Ex-military lawyer jailed for leak of Afghan files
Secret defence papers alleging Australian atrocities handed to public broadcaster
An Australian judge sentenced a former army lawyer to more than five years in prison yesterday for stealing secret defence files on the Afghanistan war and leaking them to the media.
David McBride, who pleaded guilty last November to three charges of stealing and sharing military information, was given five years and eight months’ imprisonment, Australian media reports said.
McBride must serve a minimum of two years and three months before being eligible for parole, they said, after the ruling by Justice David Mossop in Canberra.
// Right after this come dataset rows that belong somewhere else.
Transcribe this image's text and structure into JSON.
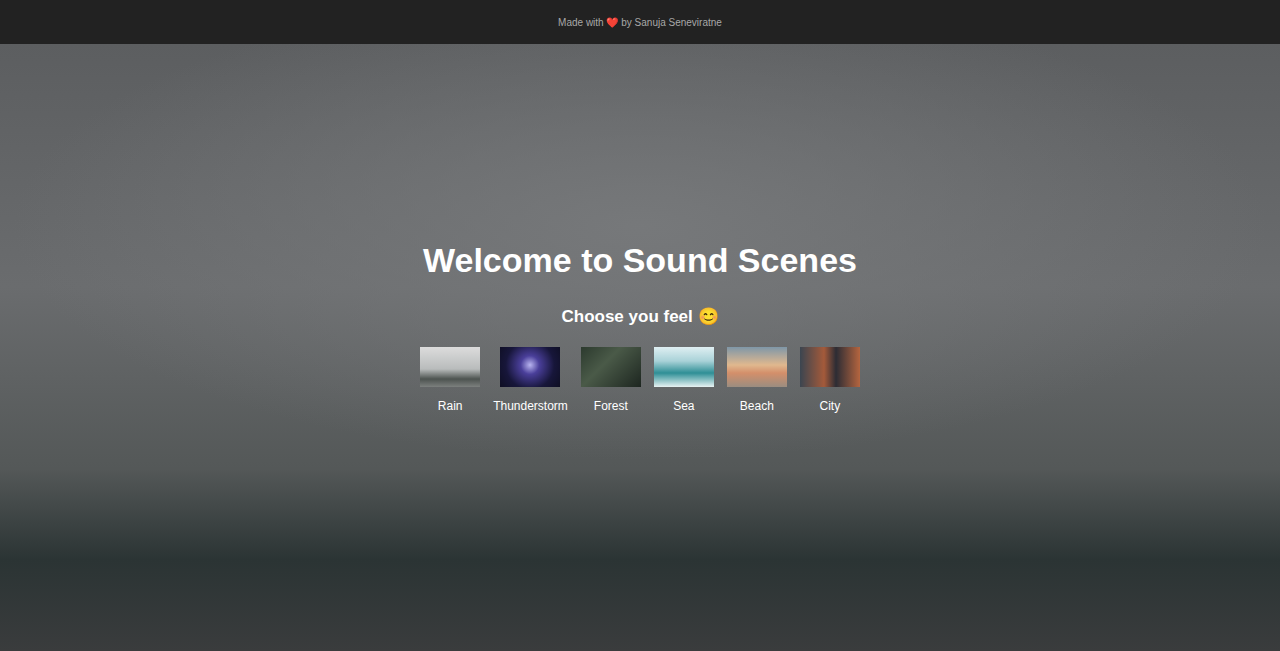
{
  "header": {
    "text": "Made with ❤️ by Sanuja Seneviratne"
  },
  "heading": "Welcome to Sound Scenes",
  "prompt": "Choose you feel 😊",
  "scenes": [
    {
      "label": "Rain"
    },
    {
      "label": "Thunderstorm"
    },
    {
      "label": "Forest"
    },
    {
      "label": "Sea"
    },
    {
      "label": "Beach"
    },
    {
      "label": "City"
    }
  ]
}
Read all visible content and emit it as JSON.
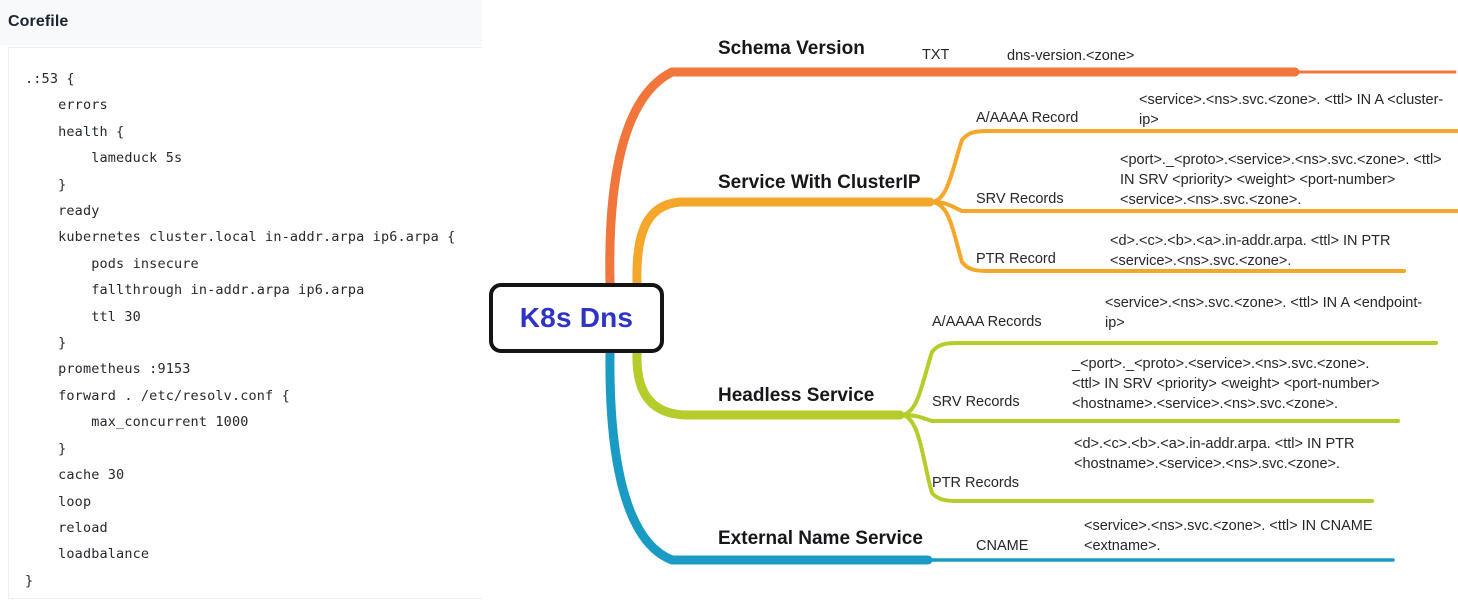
{
  "corefile": {
    "title": "Corefile",
    "content": ".:53 {\n    errors\n    health {\n        lameduck 5s\n    }\n    ready\n    kubernetes cluster.local in-addr.arpa ip6.arpa {\n        pods insecure\n        fallthrough in-addr.arpa ip6.arpa\n        ttl 30\n    }\n    prometheus :9153\n    forward . /etc/resolv.conf {\n        max_concurrent 1000\n    }\n    cache 30\n    loop\n    reload\n    loadbalance\n}"
  },
  "mindmap": {
    "root": {
      "label": "K8s Dns",
      "text_color": "#2f34c4",
      "border_color": "#141414"
    },
    "branches": [
      {
        "label": "Schema Version",
        "color": "#f0763c",
        "leaves": [
          {
            "label": "TXT",
            "detail": "dns-version.<zone>"
          }
        ]
      },
      {
        "label": "Service With ClusterIP",
        "color": "#f5a72b",
        "leaves": [
          {
            "label": "A/AAAA Record",
            "detail": "<service>.<ns>.svc.<zone>. <ttl> IN A <cluster-ip>"
          },
          {
            "label": "SRV Records",
            "detail": "<port>._<proto>.<service>.<ns>.svc.<zone>. <ttl> IN SRV <priority> <weight> <port-number> <service>.<ns>.svc.<zone>."
          },
          {
            "label": "PTR Record",
            "detail": "<d>.<c>.<b>.<a>.in-addr.arpa. <ttl> IN PTR <service>.<ns>.svc.<zone>."
          }
        ]
      },
      {
        "label": "Headless Service",
        "color": "#b5cc2b",
        "leaves": [
          {
            "label": "A/AAAA Records",
            "detail": "<service>.<ns>.svc.<zone>. <ttl> IN A <endpoint-ip>"
          },
          {
            "label": "SRV Records",
            "detail": "_<port>._<proto>.<service>.<ns>.svc.<zone>. <ttl> IN SRV <priority> <weight> <port-number> <hostname>.<service>.<ns>.svc.<zone>."
          },
          {
            "label": "PTR Records",
            "detail": "<d>.<c>.<b>.<a>.in-addr.arpa. <ttl> IN PTR <hostname>.<service>.<ns>.svc.<zone>."
          }
        ]
      },
      {
        "label": "External Name Service",
        "color": "#1a9bc4",
        "leaves": [
          {
            "label": "CNAME",
            "detail": "<service>.<ns>.svc.<zone>. <ttl> IN CNAME <extname>."
          }
        ]
      }
    ]
  }
}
Public broadcaster ABC said it used the leaked material for the
Afghan Files, a 2017 series alleging that Australian soldiers were involved in the illegal killings of unarmed men and children in Afghanistan.
McBride’s lawyer, Mark Davis, said outside the court that he would be launching an appeal, a decision greeted by applause from a gathering of supporters.
The appeal would be based on the question of what “duty” meant, he said.
McBride’s guilty plea last November was over military information that he had stolen and then leaked to journalists at broadcaster ABC.
He made the plea after his lawyers reportedly failed to convince the judge that his oath of military service gave him a duty to reveal information if it was in the public interest.
After the terror attacks of September 11, 2001, more than 26,000 uniformed Australian personnel were sent to Afghanistan to fight alongside United States and allied forces against the Taliban, al-Qaeda and other Islamist groups.
Australian combat troops left the country in 2013, but since then a series of often-brutal accounts have emerged about the conduct of Australia’s elite special forces units.
They range from reports of troops killing a six-year-old child in a house raid, to a dead foe’s hand being severed and a prisoner being shot dead to save space in a helicopter.
The ABC’s Afghan Files revelations led police to investigate its reporter Daniel Oakes and his producer Sam Clark for obtaining classified information – even raiding the broadcaster’s Sydney headquarters – before dropping the case.
In November 2020, a yearslong public inquiry reported that Australian special forces had unlawfully killed 39 civilians and prisoners in Afghanistan, including by summary execution as part of initiation rituals.
It recommended that 19 individuals be referred to the Australian Federal Police, compensation be paid to the families of victims and that the military carry out a number of reforms.